Saturday, September 09, 2006

Carbon Stabilization Wedges

I am really digging this plan to stabilize carbon emissions put out by Robert Socolow. In my review of An Inconvenient Truth I lamented the fact that Gore laid out no plan on how to deal with global warming and carbon emissions. Socolow's plan was what I was looking for. He lays out what needs to be done, a time frame to do it in, the approximate costs it would take to make it happen, and different ways the goal can be achieved.

The goal is to stabilize carbon dioxide emissions from 2006 to 2056 and then to cut the 2056 emissions in half over the next 50 years.

From Science (if you can't access it, try clicking on the link from this page):

Very roughly, stabilization at 500 ppm requires that emissions be held near the present level of 7 billion tons of carbon per year (GtC/year) for the next 50 years, even though they are currently on course to more than double.

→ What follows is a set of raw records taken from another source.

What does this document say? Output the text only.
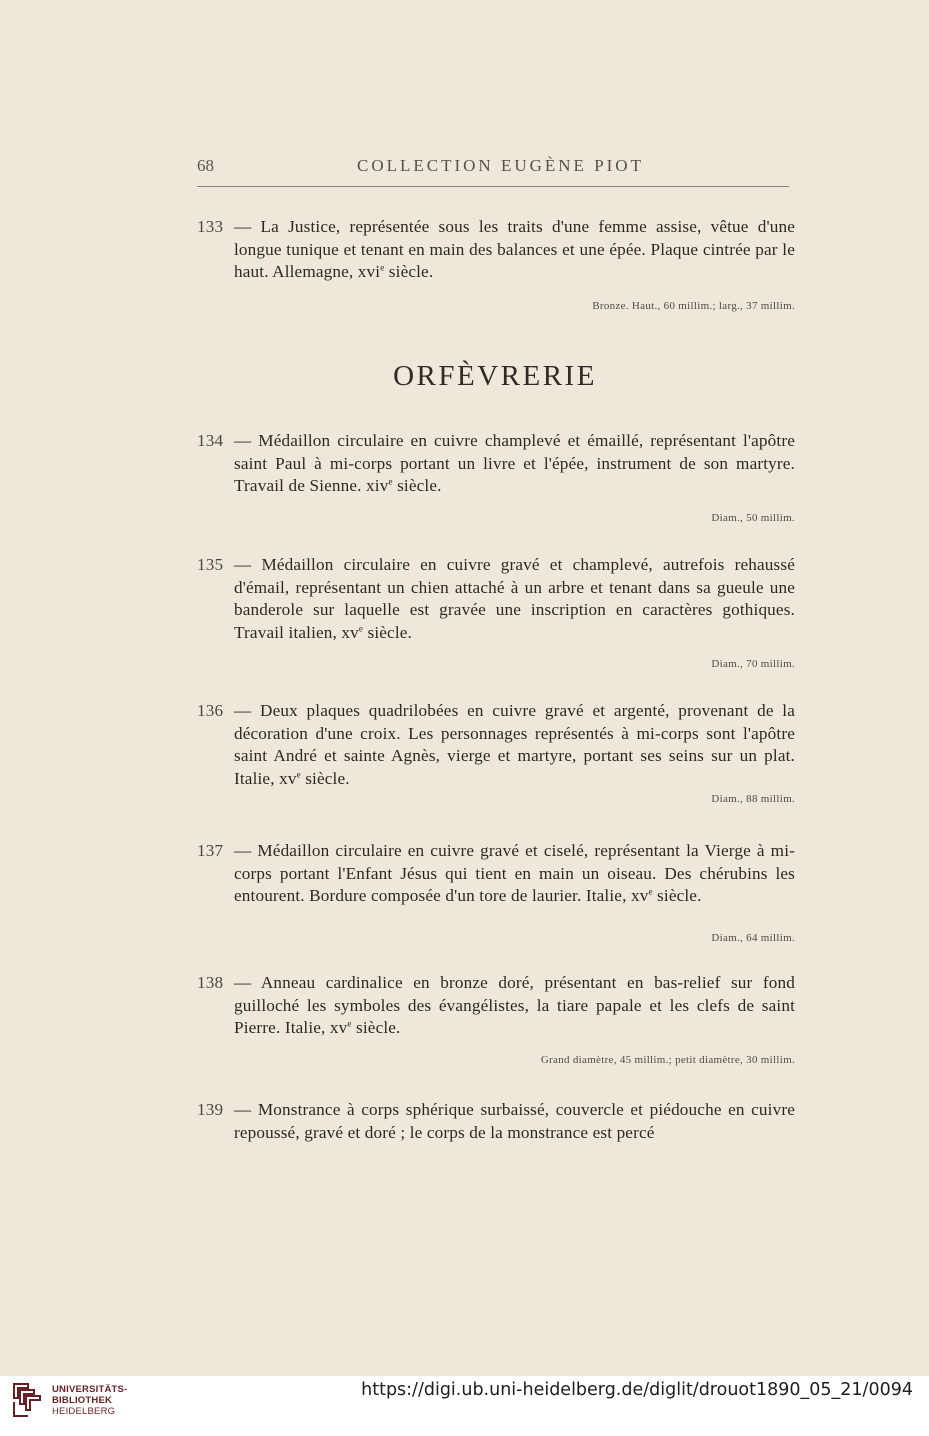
68	COLLECTION EUGÈNE PIOT

133 — La Justice, représentée sous les traits d'une femme assise, vêtue d'une longue tunique et tenant en main des balances et une épée. Plaque cintrée par le haut. Allemagne, xvi$^e$ siècle.

Bronze. Haut., 60 millim.; larg., 37 millim.
ORFÈVRERIE

134 — Médaillon circulaire en cuivre champlevé et émaillé, représentant l'apôtre saint Paul à mi-corps portant un livre et l'épée, instrument de son martyre. Travail de Sienne. xiv$^e$ siècle.

Diam., 50 millim.

135 — Médaillon circulaire en cuivre gravé et champlevé, autrefois rehaussé d'émail, représentant un chien attaché à un arbre et tenant dans sa gueule une banderole sur laquelle est gravée une inscription en caractères gothiques. Travail italien, $xv^e$ siècle.

Diam., 70 millim.

136 — Deux plaques quadrilobées en cuivre gravé et argenté, provenant de la décoration d'une croix. Les personnages représentés à mi-corps sont l'apôtre saint André et sainte Agnès, vierge et martyre, portant ses seins sur un plat. Italie, $xv^e$ siècle.

Diam., 88 millim.

137 — Médaillon circulaire en cuivre gravé et ciselé, représentant la Vierge à mi-corps portant l'Enfant Jésus qui tient en main un oiseau. Des chérubins les entourent. Bordure composée d'un tore de laurier. Italie, $xv^e$ siècle.

Diam., 64 millim.

138 — Anneau cardinalice en bronze doré, présentant en bas-relief sur fond guilloché les symboles des évangélistes, la tiare papale et les clefs de saint Pierre. Italie, $xv^e$ siècle.

Grand diamètre, 45 millim.; petit diamètre, 30 millim.

139 — Monstrance à corps sphérique surbaissé, couvercle et piédouche en cuivre repoussé, gravé et doré ; le corps de la monstrance est percé

UNIVERSITÄTS-
BIBLIOTHEK
HEIDELBERG
https://digi.ub.uni-heidelberg.de/diglit/drouot1890_05_21/0094
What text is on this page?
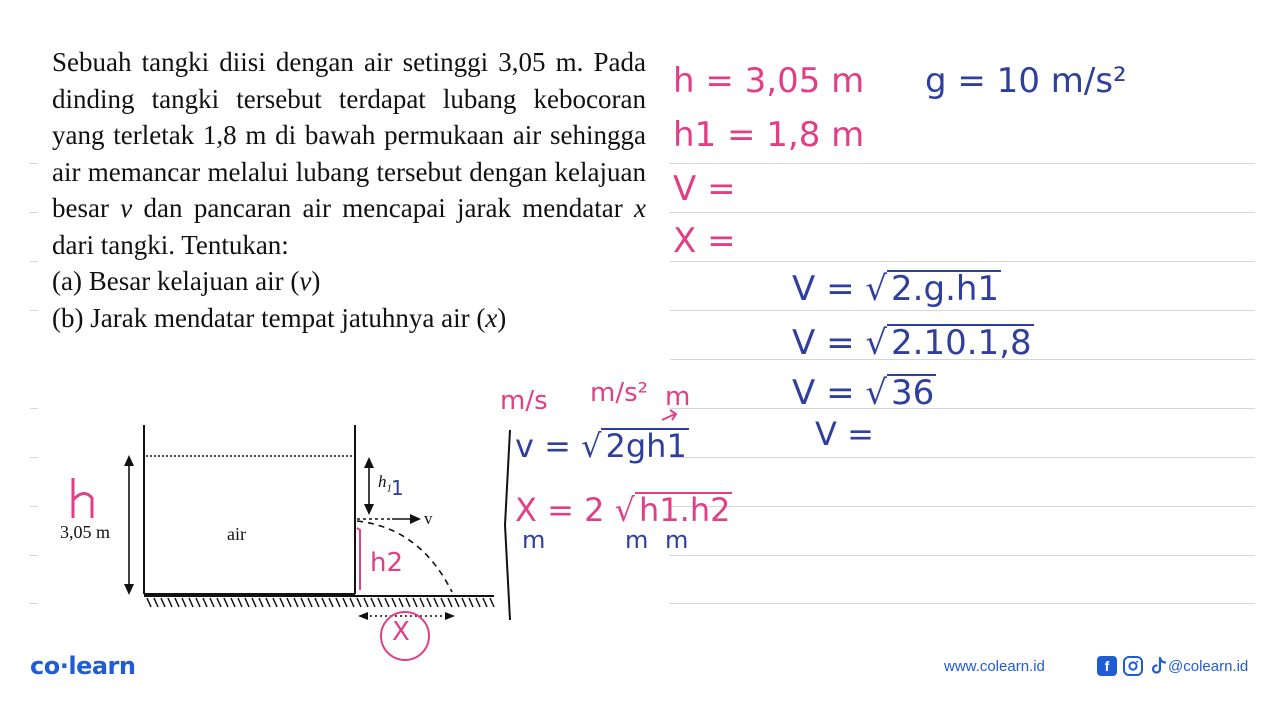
Sebuah tangki diisi dengan air setinggi 3,05 m. Pada dinding tangki tersebut terdapat lubang kebocoran yang terletak 1,8 m di bawah permukaan air sehingga air memancar melalui lubang tersebut dengan kelajuan besar v dan pancaran air mencapai jarak mendatar x dari tangki. Tentukan:

(a) Besar kelajuan air (v)

(b) Jarak mendatar tempat jatuhnya air (x)

3,05 m	air
$h_1$
v
1
h2
X
h = 3,05 m g = 10 m/s²
h1 = 1,8 m
V =
X =
V = √ 2.g.h1
V = √ 2.10.1,8
V = √ 36
V =
m/s m/s² m
v = √ 2gh1
X = 2 √ h1.h2
m	m m
co·learn	www.colearn.id	f	@colearn.id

To keep the focus on technologies that have the potential to produce a material difference by 2054, we divide the stabilization triangle into seven equal "wedges." A wedge represents an activity that reduces emissions to the atmosphere that starts at zero today and increases linearly until it accounts for 1 GtC/year of reduced carbon emissions in 50 years.
He shows 15 possible wedges. Examples include:
-Increase fuel economy for 2 billion cars from 30 to 60 mpg
-Cut carbon emissions by one-fourth in buildings and appliances projected for 2054
-Introduce Carbon Capture and Storage at 800 GW coal or 1600 GW natural gas
-Decrease tropical deforestation to zero instead of 0.5 GtC/year, and establish 300 Mha of new tree plantations


In Scientific American he lays out the cost of this plan. A carbon tax needed to jump start this transition is in the ballpark of $100-$200 per ton of carbon. One ton of carbon is carried in 2.7 tons of CO2 so this price is equivalent to $27 per ton of CO2. Based on carbon content $100 per ton of carbon is $12 per barrel of oil and $60 per ton of coal. It is $.25 per gallon of gasoline and 2 cents per kWh of electricity from coal. These are not trivial costs, but they are not back breaking either.

The plan calls for a 60% reduction in OECD nations by 2050 which would allow non-OECD to emit 60% more. Even by doing this the OECD countries will still be emitting 2 times as much per capita.

What it would take for the US to hit that reduction is laid out in this Scientific American article.

There are more write ups on this idea, see World Changing, The Economist and a second Economist article. This is a nice slide show of the key points.

Some believe that the estimate of 7 wedges is too low, that it might actually be closer to 29. I don't know enough to judge, but even if this were true then you could still keep the same framework, but just implement more changes quicker.

Implementing the wedges will have benefits beyond global warming and carbon dioxide emissions. Reducing oil and natural gas usage will make the United States less dependant on dangerous parts of the world. Reducing our usage of coal will have many health and environmental benefits by limiting mercury emissions, reducing acid rain, minimizing other air pollutants and stopping the dangerous and environmentally damaging mining. Stopping deforestation and implementing reforestation will make the world better for nature.

This is the first comprehensive plan I have seen describing what it would take to stabilize carbon emissions. I like the idea of trying to stabilize emissions over the next 50 years while bringing the developing world into modern economies. Then over the next 50 years carbon emissions we can try and reduce those emissions. I think the breakdown of how much industrialized countries need to cut back vs. developing nations is fair, but this can be debated. There are costs to the plan but they are not overwhelming. If nothing else this seems like an excellent place to start in determining how to combat global warming.